The first DVD volume, released on May 19, 2009, with the fourth volume of Dogs: Bullets & Carnage, featured adaptations of the first two chapters, "Weepy Old Killer" and "Gun Smoker". The second DVD volume, featuring "Blade Maiden" and "Stray Dogs Howling in the Dark", was initially released on May 29, 2009, for a limited time and later released on July 17, 2009, along with a limited edition reissue of the first Dogs manga which included new story material.

==Reception==
Carlo Santos of Anime News Network stated that Shirow Miwa raised "gunplay to the level of art" and that the loosely connected characters "provide the backdrop for mouth-watering eye candy". He also stated that the "bent-perspective and striking layouts" will dazzle the reader "with split-second bullet-time acrobats". The most striking aspect is how the sparse backgrounds and lack of special effects make each scene more effective because the critical moments have a "frozen in time" quality more effective than a comic book's attempt to capture motion in a still frame. Santos also credits Miwa's ability to "craft a manga storyline about an old man who's the very opposite of a spunky teenage protagonist". However, Santos commented that it is another "pompous, preening '_____ with guns' series" and that it is hard to find any substance of artistry when the Miwa is "cycling through all the usual tough-guy tropes". The characters fall into clichés and the entire series is "cliché city". He stated that the stories are too loosely connected. Even though the characters encounter each other eventually, it is "not the same thing as actually kicking off a storyline together".

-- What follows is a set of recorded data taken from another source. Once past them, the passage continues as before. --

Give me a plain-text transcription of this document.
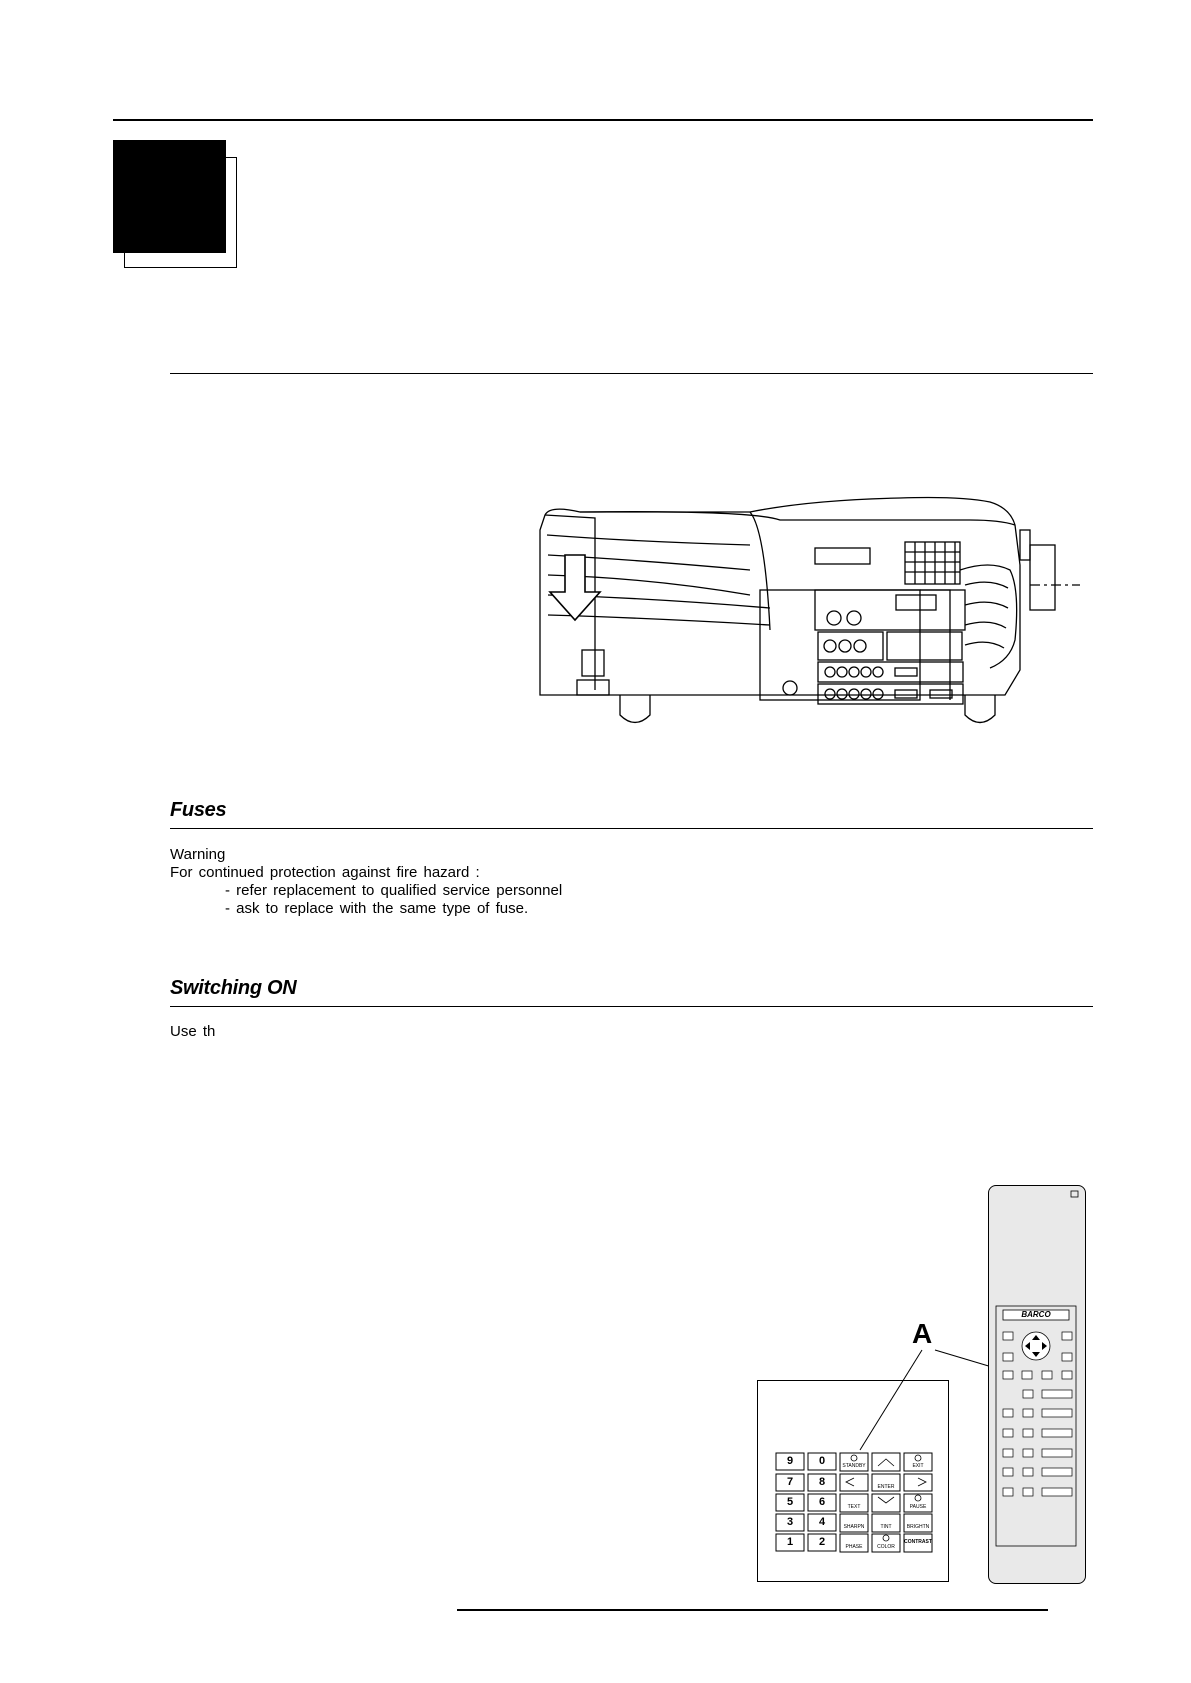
Fuses
Warning
For continued protection against fire hazard :
- refer replacement to qualified service personnel
- ask to replace with the same type of fuse.
Switching ON
Use th
A
9	0
7	8
5	6
3	4
1	2
STANDBY	EXIT
ENTER
TEXT	PAUSE
SHARPN	TINT	BRIGHTN
PHASE	COLOR
CONTRAST
BARCO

Leroy Douresseaux of Comic Book Bin stated the volume is "a stylishly violent crime thriller in the vein of Asian film-influenced movies like Pulp Fiction and The Matrix" and that Miwa's art reflects the elegance such a manga needs. He thought that the characters dress well and that most of characters "sport top-of-the-line hair styles". The series is not empty either. Douresseaux called the series "visually sharp" and said that it bears some weight behind each swing. He commented that Garth Ennis fans and fans of violent anime will like the series.

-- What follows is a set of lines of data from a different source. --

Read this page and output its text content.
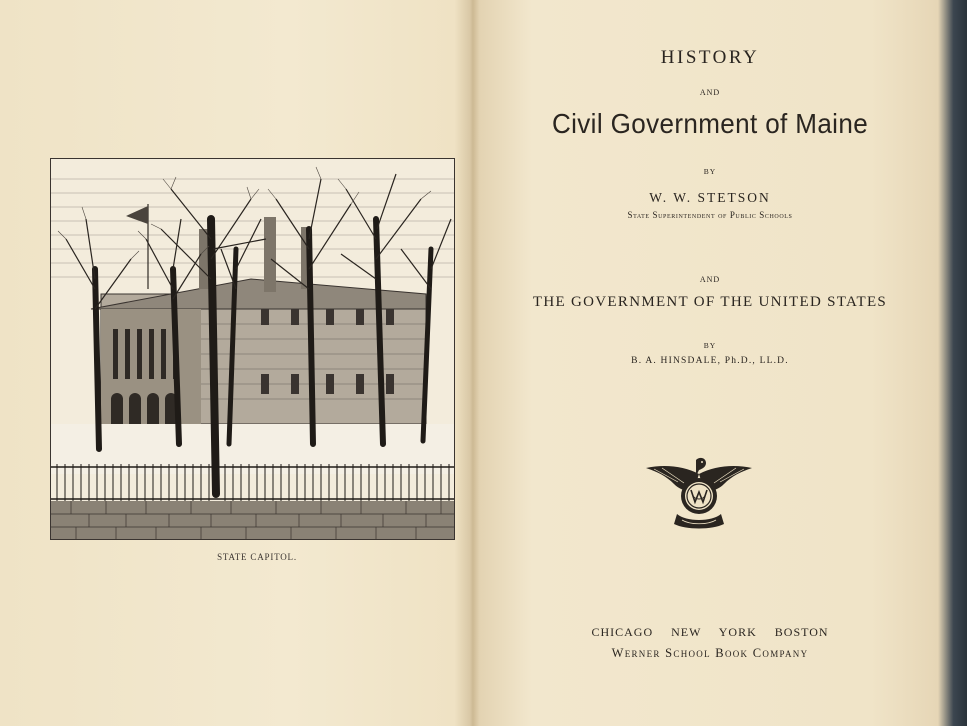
STATE CAPITOL.
HISTORY
AND
Civil Government of Maine
BY
W. W. STETSON
State Superintendent of Public Schools
AND
THE GOVERNMENT OF THE UNITED STATES
BY
B. A. HINSDALE, Ph.D., LL.D.
CHICAGO NEW YORK BOSTON
Werner School Book Company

Manga Recon's Ken Haley stated that although all four stories in the volume were enjoyable and entertaining, the fourth story involving Heine "feels cut off and adrift from the other three" because it incorporated science fiction elements the other three did not hint at. He felt that Miwa's artwork is engaging and the characters designs are interesting and "contemporary with a vague hint of industrial/goth at times". Miwa's use of heavy blacks and stark whites reminded Haley of Shou Tajima, illustrator of Multiple Personality Detective Psycho, although there is no further similarity. He said that Miwa's style is dynamic and the action sequences are "fast-paced and kinetic" because of liberal use of extreme depth cues, an artistic technique which exaggerates the sense of distance. However, the technique does seem a bit overused as it is used in every action sequence, causing it to lose impact. Haley commented that Miwa used the technique in a satirical manner and, if so, "it worked". He praised the lack of backgrounds as they give the stories a "universal feeling" and allows them to be set in any modern-day city. However, the lack of backgrounds means that important setting information needs to be expressed through dialogue. Despite this, Haley is curious to see what will happen next and how the plots will connect to one another.